A total of 60 penalties punctuated the first two intra-New Zealand fixtures, split neatly down the middle with 30 in each match. Precisely 40 were awarded around the tackle-area. Another 12 saw the defending team whistled for creeping offside.
By comparison, there has been an average of 20 penalties per match over the 2019-20 Premiership campaign so far. Paul Williams, who oversaw Highlanders’ 28-27 win over Chiefs, and Mike Fraser, the man in the middle for Blues’ 30-20 defeat of Hurricanes, were prominent. And busy.
There are two options here. We could complain about how the officials became a chief storyline of the sport’s happy return and bemoan how they derailed continuity.
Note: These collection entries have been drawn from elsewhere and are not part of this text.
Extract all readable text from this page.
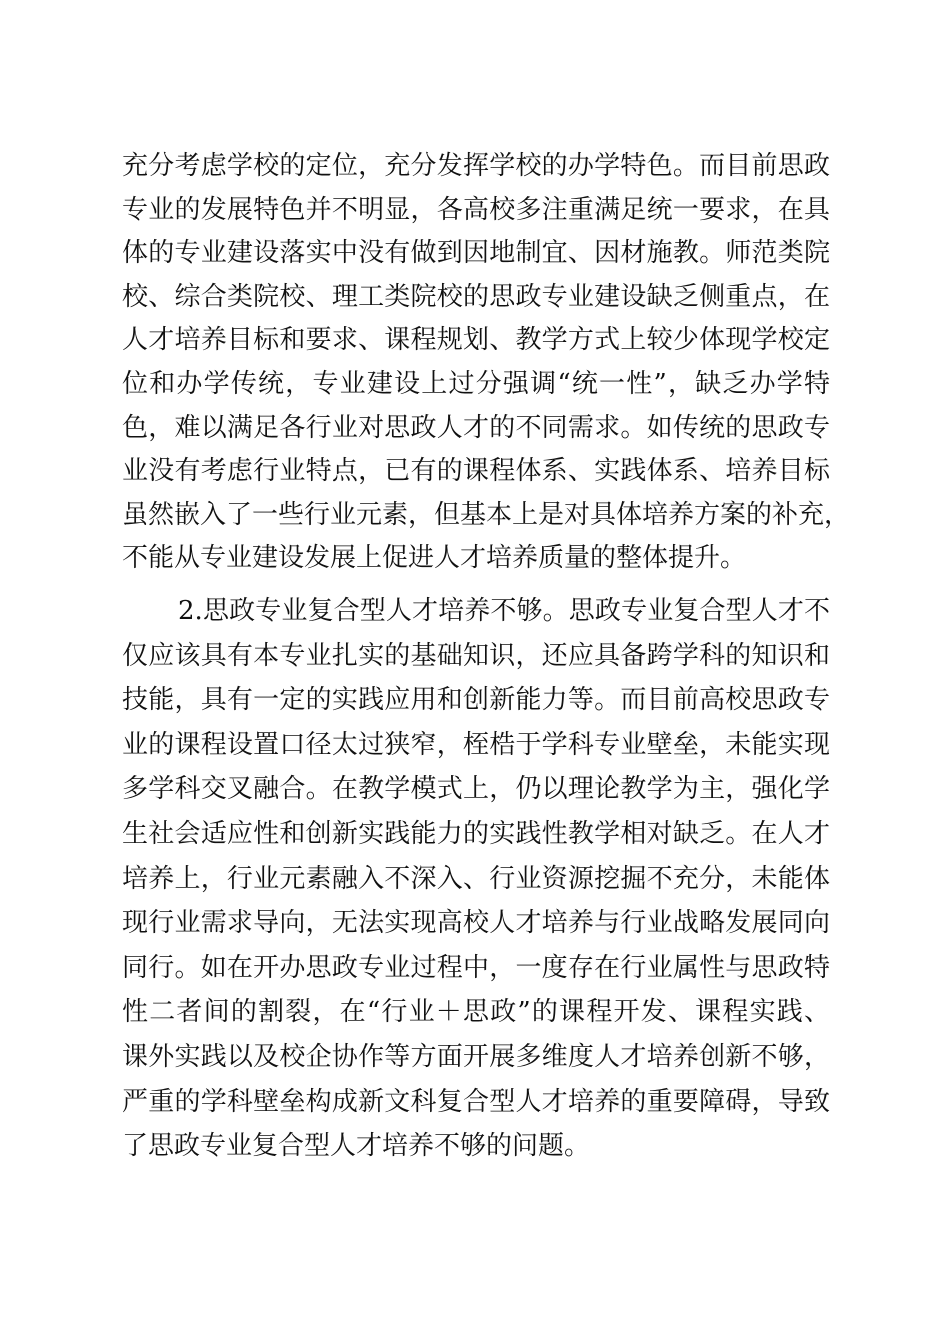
充分考虑学校的定位，充分发挥学校的办学特色。而目前思政
专业的发展特色并不明显，各高校多注重满足统一要求，在具
体的专业建设落实中没有做到因地制宜、因材施教。师范类院
校、综合类院校、理工类院校的思政专业建设缺乏侧重点，在
人才培养目标和要求、课程规划、教学方式上较少体现学校定
位和办学传统，专业建设上过分强调“统一性”，缺乏办学特
色，难以满足各行业对思政人才的不同需求。如传统的思政专
业没有考虑行业特点，已有的课程体系、实践体系、培养目标
虽然嵌入了一些行业元素，但基本上是对具体培养方案的补充，
不能从专业建设发展上促进人才培养质量的整体提升。
2.思政专业复合型人才培养不够。思政专业复合型人才不
仅应该具有本专业扎实的基础知识，还应具备跨学科的知识和
技能，具有一定的实践应用和创新能力等。而目前高校思政专
业的课程设置口径太过狭窄，桎梏于学科专业壁垒，未能实现
多学科交叉融合。在教学模式上，仍以理论教学为主，强化学
生社会适应性和创新实践能力的实践性教学相对缺乏。在人才
培养上，行业元素融入不深入、行业资源挖掘不充分，未能体
现行业需求导向，无法实现高校人才培养与行业战略发展同向
同行。如在开办思政专业过程中，一度存在行业属性与思政特
性二者间的割裂，在“行业＋思政”的课程开发、课程实践、
课外实践以及校企协作等方面开展多维度人才培养创新不够，
严重的学科壁垒构成新文科复合型人才培养的重要障碍，导致
了思政专业复合型人才培养不够的问题。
Are early-season matches usually free-flowing?
Alternatively, we could applaud Williams and Fraser for acting decisively on the promises World Rugby made in April to to enforce existing laws.
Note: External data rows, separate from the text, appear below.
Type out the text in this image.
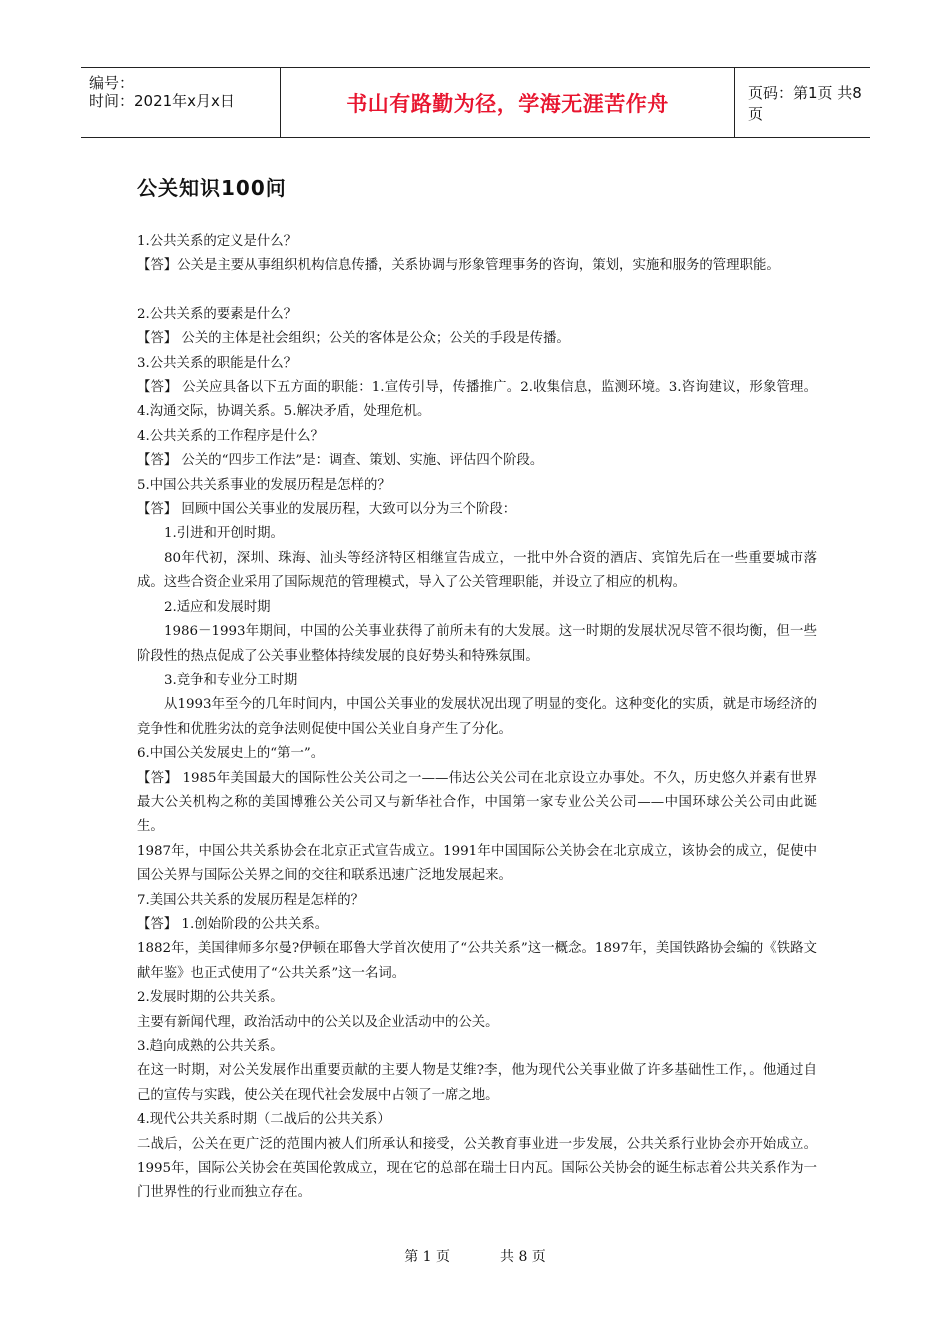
编号：
时间：2021年x月x日	书山有路勤为径，学海无涯苦作舟	页码：第1页 共8页
公关知识100问

1.公共关系的定义是什么？

【答】公关是主要从事组织机构信息传播，关系协调与形象管理事务的咨询，策划，实施和服务的管理职能。

2.公共关系的要素是什么？

【答】 公关的主体是社会组织；公关的客体是公众；公关的手段是传播。

3.公共关系的职能是什么？

【答】 公关应具备以下五方面的职能：1.宣传引导，传播推广。2.收集信息，监测环境。3.咨询建议，形象管理。4.沟通交际，协调关系。5.解决矛盾，处理危机。

4.公共关系的工作程序是什么？

【答】 公关的“四步工作法”是：调查、策划、实施、评估四个阶段。

5.中国公共关系事业的发展历程是怎样的？

【答】 回顾中国公关事业的发展历程，大致可以分为三个阶段：

1.引进和开创时期。

80年代初，深圳、珠海、汕头等经济特区相继宣告成立，一批中外合资的酒店、宾馆先后在一些重要城市落成。这些合资企业采用了国际规范的管理模式，导入了公关管理职能，并设立了相应的机构。

2.适应和发展时期

1986－1993年期间，中国的公关事业获得了前所未有的大发展。这一时期的发展状况尽管不很均衡，但一些阶段性的热点促成了公关事业整体持续发展的良好势头和特殊氛围。

3.竞争和专业分工时期

从1993年至今的几年时间内，中国公关事业的发展状况出现了明显的变化。这种变化的实质，就是市场经济的竞争性和优胜劣汰的竞争法则促使中国公关业自身产生了分化。

6.中国公关发展史上的“第一”。

【答】 1985年美国最大的国际性公关公司之一——伟达公关公司在北京设立办事处。不久，历史悠久并素有世界最大公关机构之称的美国博雅公关公司又与新华社合作，中国第一家专业公关公司——中国环球公关公司由此诞生。

1987年，中国公共关系协会在北京正式宣告成立。1991年中国国际公关协会在北京成立，该协会的成立，促使中国公关界与国际公关界之间的交往和联系迅速广泛地发展起来。

7.美国公共关系的发展历程是怎样的？

【答】 1.创始阶段的公共关系。

1882年，美国律师多尔曼?伊顿在耶鲁大学首次使用了“公共关系”这一概念。1897年，美国铁路协会编的《铁路文献年鉴》也正式使用了“公共关系”这一名词。

2.发展时期的公共关系。

主要有新闻代理，政治活动中的公关以及企业活动中的公关。

3.趋向成熟的公共关系。

在这一时期，对公关发展作出重要贡献的主要人物是艾维?李，他为现代公关事业做了许多基础性工作，。他通过自己的宣传与实践，使公关在现代社会发展中占领了一席之地。

4.现代公共关系时期（二战后的公共关系）

二战后，公关在更广泛的范围内被人们所承认和接受，公关教育事业进一步发展，公共关系行业协会亦开始成立。1995年，国际公关协会在英国伦敦成立，现在它的总部在瑞士日内瓦。国际公关协会的诞生标志着公共关系作为一门世界性的行业而独立存在。

第 1 页	共 8 页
At the start of this month, Super Rugby Aotearoa doubled down. It was announced that referees would be concentrating on these aspects:
Ball carriers will be allowed only one dynamic movement after being tackled
Crawling, or any other secondary movement other than placing or passing will be penalised
Tacklers will be expected to roll away immediately in the direction of the side-line
There will be “extra focus” on the offside line with defenders expected to be “clearly” onside to provide attacking teams more space
That felt necessary. As lockdown began, it was widely accepted that the breakdown had descended into chaos, becoming a blight on the 15-a-side game at its elite level. It was arguable that referees were wilfully ignoring or accepting illegal play in a bid to maintain a semblance of ‘flow’.
For years, carriers have wriggled and rolled on the floor to make themselves moving targets for preying jackallers. Other technically illegal practices such as ‘can-openers’ and ‘crocodile rolls’ – essentially attackers spinning and flipping opponents away from the ball as part of the clear-out – have developed.
On the other side of the ball, unbalanced jackallers had been coached away from the ball by referees, slowing down the ruck illegally yet getting away without conceding a penalty. Line-speed is another factor that contributes to a feeling of claustrophobia.
Eddie Jones has been one of many vocal critics pining for a speedier game. Stringent refereeing could be the answer, or at least highly influential. But it will be difficult for the players because, as everyone settles, officials’ interpretations will still vary. Even from the small sample of one weekend, that much was obvious.
Day of the jackal
Of the 19 tackle-area penalties that Paul Williams dished out on Saturday, 16 were awarded to the defending team. Damian McKenzie, Chiefs’ 80kg full-back, forced three jackal turnovers. Here is the first one, which starts as Highlanders fly-half Mitch Hunt returns McKenzie’s clearance.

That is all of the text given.